Prime Minister Manuel Valls is urging left voters to vote for the mainstream right to block the FN. Sarkozy and Juppé refused to reciprocate and many Socialists whose bread and butter political activity is local are unhappy about being told they cannot run for minor office.

So as the left and right parties slug in out in the 13 regions under contest, the FN may walk up the middle.

However the French paper Figaro reported a poll showing the Le Pen ladies, aunt and niece, losing if socialist voters did indeed follow party instructions and switch their votes to conservative candidates in their two regions where Marine and Marion Le Pen came out on top on Sunday. If so, much air will come out of the FN balloon.

Some perspective is needed. Regional councils have never really been the force for decentralized government that a U.S. state or a German land is. They control railway timetables and cultural activities. They are a nice sinecure for local politicians who can’t cut it in national politics and to be president of a regional council gives, well, regional profile.

More than half of those eligible to vote could not be bothered to turn out last Sunday. Out of the total registered electorate, the FN got 13%, the Socialist and Greens and a small leftist party got 17% and the mainstream right got 14%.

This isn’t going to be like Hitler winning a majority of seats in 1933. However, it is now a given that Marine Le Pen would get into the second round of the Presidential election in 2017.

But, as with her father in 2002, all the other votes would then go to mainstream candidate, either Hollande for the left or Sarkozy or Juppé for the right.

Complacency is now coming under question.

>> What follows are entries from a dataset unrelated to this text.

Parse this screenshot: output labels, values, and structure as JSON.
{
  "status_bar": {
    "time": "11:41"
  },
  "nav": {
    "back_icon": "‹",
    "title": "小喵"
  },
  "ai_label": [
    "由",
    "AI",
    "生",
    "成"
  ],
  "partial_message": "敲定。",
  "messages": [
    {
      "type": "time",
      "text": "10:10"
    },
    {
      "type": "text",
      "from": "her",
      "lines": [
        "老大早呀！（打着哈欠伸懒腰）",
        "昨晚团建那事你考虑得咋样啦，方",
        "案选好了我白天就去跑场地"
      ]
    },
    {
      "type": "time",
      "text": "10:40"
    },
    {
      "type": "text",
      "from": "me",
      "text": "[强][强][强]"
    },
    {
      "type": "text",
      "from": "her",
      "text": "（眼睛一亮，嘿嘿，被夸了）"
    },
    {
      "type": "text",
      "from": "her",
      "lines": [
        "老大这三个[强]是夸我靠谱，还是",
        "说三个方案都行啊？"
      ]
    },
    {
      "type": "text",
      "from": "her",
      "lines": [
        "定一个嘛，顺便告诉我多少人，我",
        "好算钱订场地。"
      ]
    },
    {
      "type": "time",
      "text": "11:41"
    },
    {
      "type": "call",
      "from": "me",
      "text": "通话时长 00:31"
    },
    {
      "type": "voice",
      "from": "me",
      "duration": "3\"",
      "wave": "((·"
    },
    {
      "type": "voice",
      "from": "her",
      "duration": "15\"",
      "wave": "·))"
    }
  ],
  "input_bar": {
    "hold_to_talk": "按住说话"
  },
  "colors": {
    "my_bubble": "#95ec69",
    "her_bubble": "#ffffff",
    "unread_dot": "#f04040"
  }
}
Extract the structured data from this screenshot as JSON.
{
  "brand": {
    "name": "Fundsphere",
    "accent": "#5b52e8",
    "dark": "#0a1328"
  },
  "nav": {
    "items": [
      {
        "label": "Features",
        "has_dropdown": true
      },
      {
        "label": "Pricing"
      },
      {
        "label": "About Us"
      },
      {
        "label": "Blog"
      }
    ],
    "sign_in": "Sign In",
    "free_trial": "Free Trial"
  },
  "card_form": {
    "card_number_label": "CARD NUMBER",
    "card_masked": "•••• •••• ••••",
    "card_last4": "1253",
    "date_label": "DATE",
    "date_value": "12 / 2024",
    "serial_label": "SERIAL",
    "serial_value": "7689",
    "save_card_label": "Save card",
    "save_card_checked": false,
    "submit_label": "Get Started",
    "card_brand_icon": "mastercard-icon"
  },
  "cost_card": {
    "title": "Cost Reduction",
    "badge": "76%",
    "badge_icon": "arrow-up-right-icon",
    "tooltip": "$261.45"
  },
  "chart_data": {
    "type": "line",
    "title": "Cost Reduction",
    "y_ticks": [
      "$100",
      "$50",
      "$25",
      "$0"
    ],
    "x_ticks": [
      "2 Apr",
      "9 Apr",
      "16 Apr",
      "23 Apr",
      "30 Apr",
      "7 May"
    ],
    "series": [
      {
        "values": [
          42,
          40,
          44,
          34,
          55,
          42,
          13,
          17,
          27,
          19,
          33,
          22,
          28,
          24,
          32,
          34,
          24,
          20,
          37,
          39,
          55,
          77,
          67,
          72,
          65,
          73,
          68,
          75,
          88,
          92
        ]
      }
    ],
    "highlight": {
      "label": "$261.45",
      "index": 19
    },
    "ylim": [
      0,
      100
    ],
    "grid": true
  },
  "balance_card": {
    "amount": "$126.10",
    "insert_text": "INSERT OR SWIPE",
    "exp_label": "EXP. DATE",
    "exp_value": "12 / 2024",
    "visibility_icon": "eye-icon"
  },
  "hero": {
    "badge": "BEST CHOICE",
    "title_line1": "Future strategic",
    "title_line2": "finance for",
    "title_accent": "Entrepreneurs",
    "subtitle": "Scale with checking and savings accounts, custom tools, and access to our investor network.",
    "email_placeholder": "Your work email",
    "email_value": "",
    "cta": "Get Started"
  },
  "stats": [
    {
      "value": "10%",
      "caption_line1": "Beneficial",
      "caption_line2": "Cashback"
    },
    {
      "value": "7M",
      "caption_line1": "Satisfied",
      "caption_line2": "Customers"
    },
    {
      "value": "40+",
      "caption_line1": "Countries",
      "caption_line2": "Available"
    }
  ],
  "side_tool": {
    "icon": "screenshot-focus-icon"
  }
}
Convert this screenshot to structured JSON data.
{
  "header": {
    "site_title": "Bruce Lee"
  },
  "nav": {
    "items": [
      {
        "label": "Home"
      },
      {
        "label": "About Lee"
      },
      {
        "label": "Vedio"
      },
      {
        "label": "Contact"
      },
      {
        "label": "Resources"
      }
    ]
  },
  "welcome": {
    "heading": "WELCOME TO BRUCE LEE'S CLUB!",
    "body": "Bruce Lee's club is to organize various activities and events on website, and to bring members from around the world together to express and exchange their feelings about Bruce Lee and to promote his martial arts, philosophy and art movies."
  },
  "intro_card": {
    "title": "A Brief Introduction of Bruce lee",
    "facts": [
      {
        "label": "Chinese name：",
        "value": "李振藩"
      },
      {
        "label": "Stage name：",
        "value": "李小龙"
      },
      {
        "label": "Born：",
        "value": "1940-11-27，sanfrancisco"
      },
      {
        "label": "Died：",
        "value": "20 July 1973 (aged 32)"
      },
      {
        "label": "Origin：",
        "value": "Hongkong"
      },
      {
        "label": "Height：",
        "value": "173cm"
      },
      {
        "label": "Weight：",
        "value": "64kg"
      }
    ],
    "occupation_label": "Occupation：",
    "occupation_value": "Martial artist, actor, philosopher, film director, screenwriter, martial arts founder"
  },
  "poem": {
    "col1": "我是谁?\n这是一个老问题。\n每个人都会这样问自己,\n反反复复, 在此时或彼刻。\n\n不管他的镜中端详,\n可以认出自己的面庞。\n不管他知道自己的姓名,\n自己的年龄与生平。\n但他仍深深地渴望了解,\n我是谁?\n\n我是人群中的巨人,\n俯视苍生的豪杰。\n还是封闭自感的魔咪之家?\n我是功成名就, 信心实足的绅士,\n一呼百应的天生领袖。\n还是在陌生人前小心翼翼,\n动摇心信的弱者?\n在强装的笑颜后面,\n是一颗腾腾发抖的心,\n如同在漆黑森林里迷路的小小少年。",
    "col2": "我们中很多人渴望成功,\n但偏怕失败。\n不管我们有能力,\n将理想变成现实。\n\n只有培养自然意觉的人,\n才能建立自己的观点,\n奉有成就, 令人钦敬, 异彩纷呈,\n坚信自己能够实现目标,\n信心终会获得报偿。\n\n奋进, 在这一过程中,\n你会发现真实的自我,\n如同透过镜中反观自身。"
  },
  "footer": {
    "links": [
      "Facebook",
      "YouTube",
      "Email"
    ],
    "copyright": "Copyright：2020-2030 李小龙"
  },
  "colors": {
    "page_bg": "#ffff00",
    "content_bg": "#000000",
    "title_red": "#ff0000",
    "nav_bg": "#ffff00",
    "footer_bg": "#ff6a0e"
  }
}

In so many other regions of Europe, a populist, nationalist, anti-immigrant politics is winning support.

Appeal of “Catholic” politics

Voters are able to sense that no post-1945 party can offer jobs, fair income, homes and a sense of economic energy and social hope, while also shaping a nation in which everyone speaks the same language and women are covered from head to toe in a shapeless black garment while their husbands or fathers re-establish a new patriarchy.

The massive people movement that sees surges of young Europeans moving across the continent for work, plus the new drang nach Norden – the unstoppable drive to northern Europe from people fleeing persecution in the Middle East and Africa has destabilized too many settled communities.

It has left citizens without a sense of who runs their lives: their national government, globalized capitalism or unaccountable bureaucrats in Brussels.

In this conjuncture of identity fear, social dislocation and economic insecurity, hate of the political elites grows and the appeal to vote for nation and against “foreign” is powerful.

It is the appeal for the new populist, rightist, Catholic politics in Poland, Hungary and Slovakia with proto-FN parties doing well in Sweden, the Netherlands, Finland and Italy.

It is the Brexit populism in Britain and the clamor for nationalism in Scotland and Catalonia. The problem is that the fears are real and lack of solutions from the mainstream European political class is obvious.

For many today, the enemy is the European Union, just as the League of Nations was for nationalist populists in the 1920s and 1930s.

This Sunday will tell the world how far and how fast the Front National is able to advance. But the political crisis of Europe is only about to begin.

Takeaways

The French government has elite civil servants who take leave from state service to seek political office.

The Islamist atrocities on Paris and killings at Charlie Hebdo have helped the Le Pen operation.

The Le Pen ladies could lose if socialist voters voted for conservative candidates in their two regions.

In so many regions of Europe, a nationalist, anti-immigrant politics is winning support.

For many, the enemy is the EU as was the League of Nations for nationalist populists in the 1920s.